Lymph node metastasis frequently occurs in head and neck squamous cell carcinoma (HNSCC) patients, and [18F] fluorodeoxyglucose positron emission tomography with computed tomography (18FDG-PET/CT) examination for lymph node metastasis could result in false negativity and delay following treatment. However, the mechanism and resolution for 18FDG-PET/CT false negatives remain unclear. Our study was aim to found biomarkers for false negativity and true positivity from a metabolic perspective.
Ninety-two patients diagnosed with HNSCC who underwent preoperative 18FDG-PET/CT and subsequent surgery in our institution were reviewed. Immunohistochemistry (IHC) examinations of glucose metabolism (GLUT1 and GLUT5), amino acid metabolism4 (GLS and SLC1A5), and lipid metabolism (CPT1A and CD36) markers were conducted on their primary lesion and lymph node sections.

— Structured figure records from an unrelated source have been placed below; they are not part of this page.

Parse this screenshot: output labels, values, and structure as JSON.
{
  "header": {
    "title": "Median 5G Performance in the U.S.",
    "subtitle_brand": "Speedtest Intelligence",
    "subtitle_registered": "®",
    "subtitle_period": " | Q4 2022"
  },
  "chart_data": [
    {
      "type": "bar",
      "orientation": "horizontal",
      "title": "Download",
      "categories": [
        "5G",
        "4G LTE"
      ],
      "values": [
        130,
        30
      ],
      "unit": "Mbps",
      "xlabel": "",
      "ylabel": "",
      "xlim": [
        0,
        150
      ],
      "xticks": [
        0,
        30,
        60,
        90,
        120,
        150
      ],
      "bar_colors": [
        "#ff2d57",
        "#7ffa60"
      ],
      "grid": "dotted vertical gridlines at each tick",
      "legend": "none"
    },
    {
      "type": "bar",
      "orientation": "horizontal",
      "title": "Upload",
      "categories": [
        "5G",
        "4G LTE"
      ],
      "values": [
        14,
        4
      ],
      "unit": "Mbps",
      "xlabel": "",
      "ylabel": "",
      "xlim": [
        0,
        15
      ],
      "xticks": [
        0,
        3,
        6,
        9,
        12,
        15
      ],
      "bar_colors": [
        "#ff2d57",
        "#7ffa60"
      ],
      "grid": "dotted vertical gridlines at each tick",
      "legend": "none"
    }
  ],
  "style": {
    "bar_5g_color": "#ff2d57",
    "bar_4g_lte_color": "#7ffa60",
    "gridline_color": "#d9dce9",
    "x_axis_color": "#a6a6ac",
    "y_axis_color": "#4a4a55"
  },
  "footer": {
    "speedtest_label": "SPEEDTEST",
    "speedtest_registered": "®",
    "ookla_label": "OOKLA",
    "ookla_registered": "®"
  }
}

We identified specific metabolic patterns of the false-negative group. Significantly, CD36 IHC score of primary lesions was higher in false-negative group than true-positive group. Moreover, we validated pro-invasive biological effects of CD36 by bioinformatics analysis as well as experiments. Conclusion: IHC examination of CD36 expression, which is a lipid metabolism marker, in primary lesions could distinguish HNSCC patients’ lymph nodes false negatives in 18FDG-PET/CT.